Tell us what you think. Share your thoughts in the comments section below.



  • Jeff Jones says:

    What do you do with all the junk battery’s that don’t last as long as everyone says they do. Do you just pollute the environment with them. Doesn’t sound to me like it’s such a great green deal so you might want to just cancel that nonsense

  • Wes Mahon says:

    1000 tons of ore have to be mined in order to produce enough lithium and carbon for one 2000 lb battery. This process is not very eco friendly. Also, most of all the lithium in the world comes from China. Scary thought. The bottom line is EVs are just not practical especially when one considers speed and weight limitations along with charging times. They would not even be on the road today we’re it not for do that subsidies. Ford would be better served to build a chip factory as opposed to an EV battery factory.

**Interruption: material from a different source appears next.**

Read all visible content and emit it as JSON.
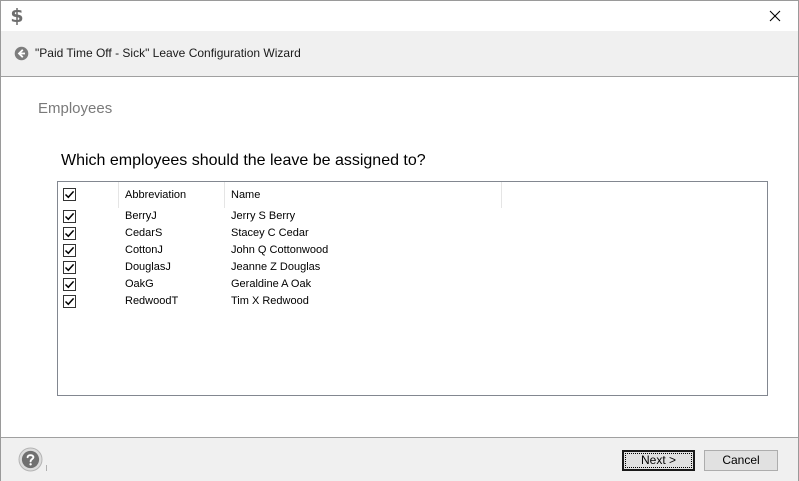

    Totally agree with the 2 comments above ☝️ we need a chip factory in the USA 🇺🇸, NOTHING FROM CHINA 🇨🇳. THIS IS FAR FROM THE FREE NEW DEAL.

  • Tom says:

    What do you do when on a road trip and there are brown and blackouts? Our electric grid can’t handle what we presently are trying to deal with. One other thing, Ford and all auto makers should be required to have a factory representative at ALL auto shows they participate in every year across the United States. People who are decision makers that can LISTEN to the consumers. NOT local sales staff members!

  • Jack says:

    The entire electric vehicle push is headed for a cliff. We are dependent on China to provide batteries for all of these vehicles. Furthermore the electric charging requires electricity which is mainly provide by burning fossil fuels so the whole concept of clean energy is BS.
    The technology is currently not adequate for batteries with a charge that lasts long enough for efficient and practical use. The disposal of all these batteries will become a serious waste problem. the lithium required to product all of these batteries is limited so i believe the future of these vehicles is doomed unless alternate types of batteries are developed. It is smart of Ford not to abandon it’s gas vehicle business which is currently the only sensible solution.

  • Mike Lowery says:

    Good points! If I bought a battery powered truck to pull my bass boat to the lake that is 3 hours away, how far would it pull before it needed a charge? And how would I charge it up to get me back home? Nothing I’ve seen tells me it would have the power to make the round trip. Vacations to Dallas or Austin or out of state with this vehicle would be out of the question without a charging station somewhere along the way and at what cost and for how long to get a complete charge? I’d rather have my gasoline powered vehicle.

  • Kirk Bernard says:

    Yeah right, I could see me trying to drag heavy oak logs out of the woods to cut for firewood with a 4×4 run on batteries. WTH are people thinking? What would happen when I get stuck and run out of juice? Run a gas powered generator to charge it? What a joke!

  • Jerry says:

    I agree 100% with all the above comment it’s a disaster waiting to happen

  • Danny L says:

    Electric vehicles will happen. Everyone wont be happy about it. Everyone is not happy the way things are now. If and when gasoline reaches 10 to 20 dollars a gallon EVs are gonna be pretty attractive. Yes you should probably keep that gas or diesel truck for pulling a boat, camper or work trailer. You wouldn’t want to pull a plow with a golfcart. But really think about how many of the pickups on the highway are hauling anything but people? If you need big power stick with your gas or diesel. EVs have decent range now and it will only get better.

  • AlexD says:

    My guess is the ev business will be outside of the dealer network and Ford will sell their evs direct to the consumer, much the way Tesla do. This is a move to slip the dealer network noose around their neck.